November 26th, 2007 11:59 EST
British troops facing failure in Afghanistan because of cash crisis
British troops are facing "operational" defeat in Afghanistan because of years of government underfunding, a former head of the armed forces warned last night.
Unless more money is injected into the military, hundreds more soldiers could end up dead in battle, said General Lord Guthrie of Craigiebank.
Gen Lord Guthrie, 69, who served as Chief of the Defence Staff from 1997 to 2001, said: "Operational and tactical failure in Afghanistan is now not impossible to believe.
"The Prime Minister could be presiding over damaging one of the really great institutions of our state. It is about to break if he is not careful.
"No one will want to join the armed forces and the operational consequence of this is a failure in Afghanistan.
"It could well mean that the Taliban actually win a battle and kill a lot of our soldiers."
The warning came as it was revealed that the Army has suffered an unprecedented exodus of more than 1,300 officers in the past six months - more than double the rate in the previous 12 months.
Sources also claimed that Defence Secretary Des Browne had asked the Prime Minister for an extra £1 billion for his military budget, but was turned down.
Gordon Brown is said to have replied: "Don't give me any more bad news about defence spending."
A Ministry of Defence spokesman denied that Mr Browne had asked for more money from the Prime Minister, adding: "Recruitment remains robust and we are taking action."
But the reports follow a damaging week for the Government in which five former chiefs of the defence staff, including Gen Lord Guthrie, made a blistering attack on the Prime Minister and his Defence Secretary, accusing them of failing the armed forces.
Another of the five, Admiral Lord Michael Boyce, agreed that the persistent underfunding was "bound to have operational consequences".
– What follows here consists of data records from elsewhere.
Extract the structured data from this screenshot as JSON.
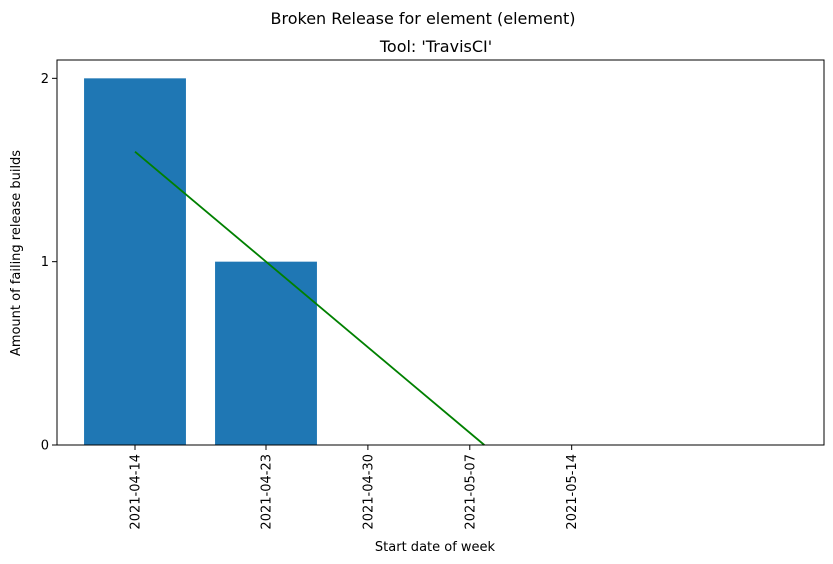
{
  "chart_data": {
    "type": "bar",
    "suptitle": "Broken Release for element (element)",
    "title": "Tool: 'TravisCI'",
    "xlabel": "Start date of week",
    "ylabel": "Amount of failing release builds",
    "categories": [
      "2021-04-14",
      "2021-04-23",
      "2021-04-30",
      "2021-05-07",
      "2021-05-14"
    ],
    "values": [
      2,
      1,
      0,
      0,
      0
    ],
    "bar_color": "#1f77b4",
    "trend_line": {
      "color": "#008000",
      "x": [
        "2021-04-14",
        "2021-05-08"
      ],
      "y": [
        1.6,
        0
      ]
    },
    "yticks": [
      0,
      1,
      2
    ],
    "ylim": [
      0,
      2.1
    ],
    "grid": false,
    "legend": "none"
  }
}
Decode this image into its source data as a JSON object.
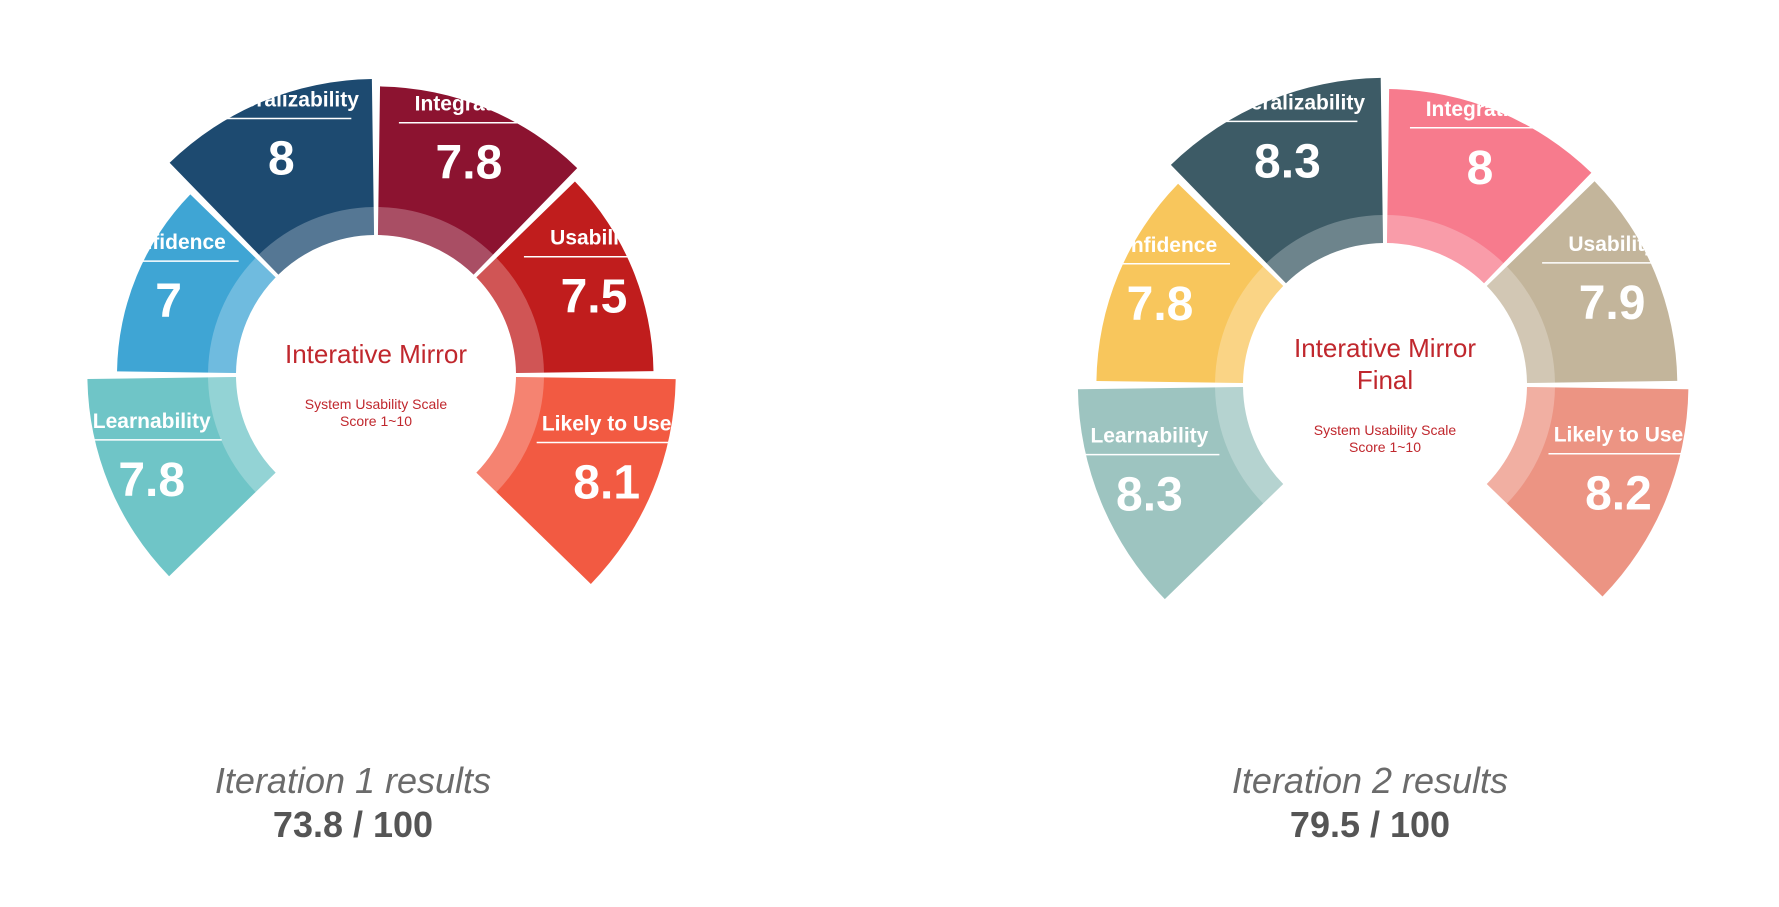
{
  "chart_data": [
    {
      "type": "radial-bar",
      "center_title": [
        "Interative Mirror"
      ],
      "center_subtitle": [
        "System Usability Scale",
        "Score 1~10"
      ],
      "caption": "Iteration 1 results",
      "score": "73.8 / 100",
      "categories": [
        "Learnability",
        "Confidence",
        "Generalizability",
        "Integration",
        "Usability",
        "Likely to Use"
      ],
      "values": [
        7.8,
        7,
        8,
        7.8,
        7.5,
        8.1
      ],
      "colors": [
        "#6fc5c7",
        "#3fa5d4",
        "#1d4a70",
        "#8c1330",
        "#c01d1d",
        "#f25a42"
      ]
    },
    {
      "type": "radial-bar",
      "center_title": [
        "Interative Mirror",
        "Final"
      ],
      "center_subtitle": [
        "System Usability Scale",
        "Score 1~10"
      ],
      "caption": "Iteration 2 results",
      "score": "79.5 / 100",
      "categories": [
        "Learnability",
        "Confidence",
        "Generalizability",
        "Integration",
        "Usability",
        "Likely to Use"
      ],
      "values": [
        8.3,
        7.8,
        8.3,
        8,
        7.9,
        8.2
      ],
      "colors": [
        "#9dc4c0",
        "#f8c65c",
        "#3d5b66",
        "#f77b8d",
        "#c3b59b",
        "#ec9483"
      ]
    }
  ]
}
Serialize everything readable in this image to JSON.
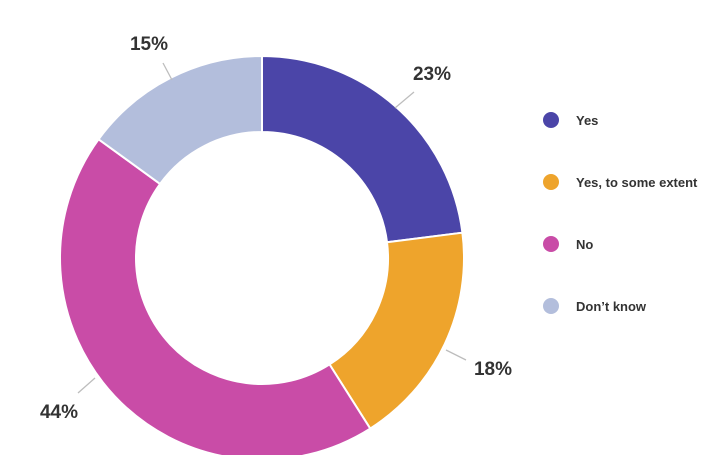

"You have people leaving because of low morale and no Army infantry battalion is fully manned," he told the Sunday Telegraph. "The unintended consequence of all this could be some kind of operational failure."
A White House report on the war in Afghanistan has warned that the coalition is failing to meet its strategic goals despite military successes by US, British and Nato forces fighting the Taliban.
Senior Washington officials fear that the string of local victories against Taliban insurgents is being gravely undermined by the weakness of President Hamid Karzai's Afghan government and failures to improve the economy or achieve serious progress in reconstructing the war-ravaged country.
The US National Security Council evaluation says the military successes against the Taliban will not on their own be enough to achieve the strategic aim of turning Afghanistan into a stable country.